Arti, Supervenience, dan landasan simbol Web sering disebut sebagai seperangkat lapisan sengan standar, bahasa dan protokol yang bertindak sebagai platform baru yang lebih kaya, lebih ekspresif, dan formalis. Platform tersebut seperti TCP / IP. Web Semantic sudah jelas contoh arsitektur berlapis namun unprescriptive.
Supervenience adalah sebuah konsep yang kurang kuat dari pengurangan (teori reduksionis dari pikiran / otak berarti orang bisa menyimpulkan keadaan mental dari negara bagian otak, psikologi bahwa berikut dari neuroscience). Dalam dunia pengolahan mesin dan interoperabilitas data, banyak penggunaan atau wacana adalah secara otomatis oleh komputer. Untuk alasan itu, tidak jelas bahwa definisi dalam kata-kata, atau kode, atau menggunakan cukup spesifik, tidak akan cukup untuk dijabarkan istilah untuk Web Semantic dengan akurasi yang cukup untuk memungkinkan deduksi logis untuk mengambil tempat. Stabilitas dari referen kunci URI, misalnya, bisa memungkinkan banyak otomasi dalam spesifik topik daerah – gagasan ilmu sebagai makna mendasari mengingatkan dari teori Hilary Putnam. Fakta bahwa Semantic Web bekerja di dunia data relasional, dengan mesin melakukan banyak kerja, berarti bahwa tidak selalu berwewenang untuk menyelesaikan masalah definisi dan logika yang telah terbukti sangat tahan terhadap analisis dalam dunia bahasa alamiah.

5.2 Web reasoning
5.2.1 Plus ¸ca change?
Sebagaimana telah kita lihat, ada berbagai isu dalam ilmu Web dengan akar semantik, filosofis atau logis. Ini bukan pertama kalinya bahwa praktisi paradigma komputasi tiba-tiba harus membiasakan diri dengan Philosophical Logic. Proyek umum di Artificial Intelligence (AI) mencoba untuk menghasilkan pemecah masalah atas dasar deskripsi simbolik dan penalaran, driver yang kuat, penelitian AI dimulai sekitar tahun 1960-an dan 1970-an, akhirnya kandas pada kesulitan yang menentukan segala sesuatu yang diperlukan untuk komputer dengan alasan tentang situasi yang sewenang-wenang. Kegagalan ini menyebabkan nama  'GOFAI' (Good Old Fashioned AI) diremehkan untuk proyek tersebut. Beberapa berpendapat bahwa GOFAI terhalang oleh kegagalan untuk memecahkan masalah, fakta bahwa penalaran dunia nyata tampaknya sangat terletak, dan bahwa setiap deskripsi atau representasi tidak pernah dapat dibatasi untuk mengerti segala sesuatu tentang komputer. Yang lain mengatakan bahwa AI tidak bisa menjelaskan tentang sesuatu sampai ada hubungan yang solid antara persyaratan dengan yang satu penjelasan komputer dan referensi nya, sambungan tidak disediakan oleh program programmer. Disana juga telah mengklaim tentang jenis komputer atau robot.
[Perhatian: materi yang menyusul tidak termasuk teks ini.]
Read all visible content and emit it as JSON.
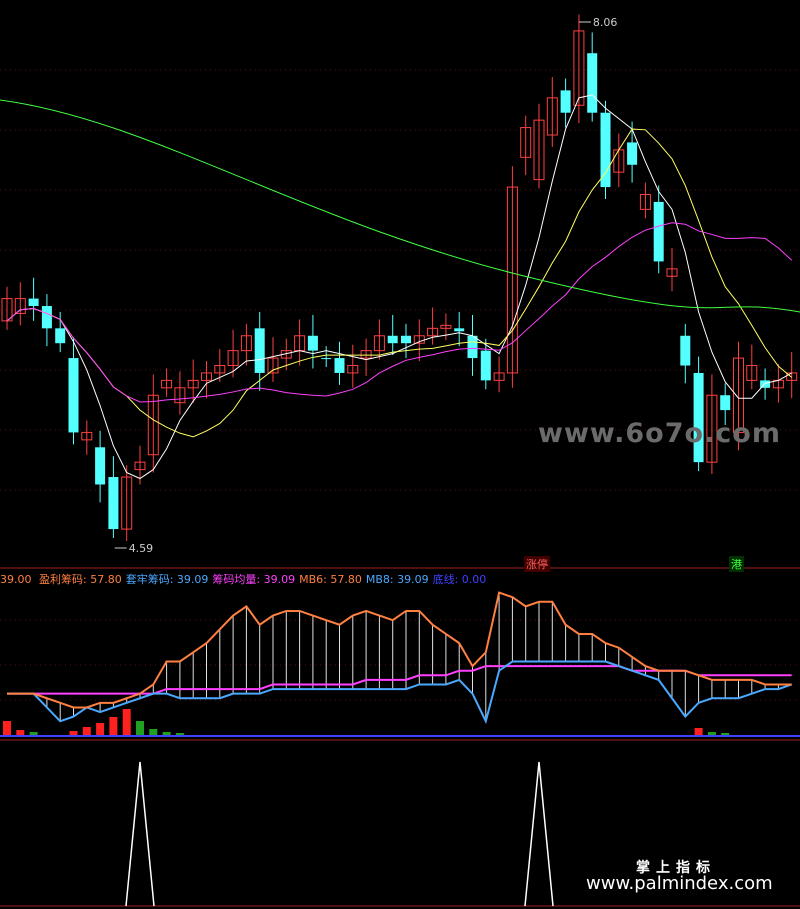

Hal ini dikatakan oleh beberapa bahwa Web, dan khususnya Semantic web terancam membuat semua kesalahan yang sama seperti GOFAI. Secara khusus, kebutuhan untuk menciptakan ontologi untuk membantu berbagi data dan sebagainya telah dilihat sebagai keperluan dalam konteks teori, bebas dari segala sesuatu. Proyek CYC yang banyak dikutip, menghasilkan basis pengetahuan raksasa dan mesin inferensi untuk mendukung 'akal sehat' penalaran tampak tidak rusak pada bagian belakang masalah, sedangkan ontologi yang dihasilkan oleh gerakan ontologi filsafat resmi tampak agak rumit dan menakutkan, meskipun telah disarankan bahwa mereka dapat digunakan (sebagai semacam ontologi 'dalam') untuk membawa bersama-sama ontologi ringan tumpang tindih dan menghubungkannya satu sama lain. Pada akhirnya, berjalan argumen, itu adalah sifat terletak dari kognisi manusia yang memungkinkan bagi pikiran manusia untuk melakukan pengolahan indah didistribusikan dan pengetahuan multimodal.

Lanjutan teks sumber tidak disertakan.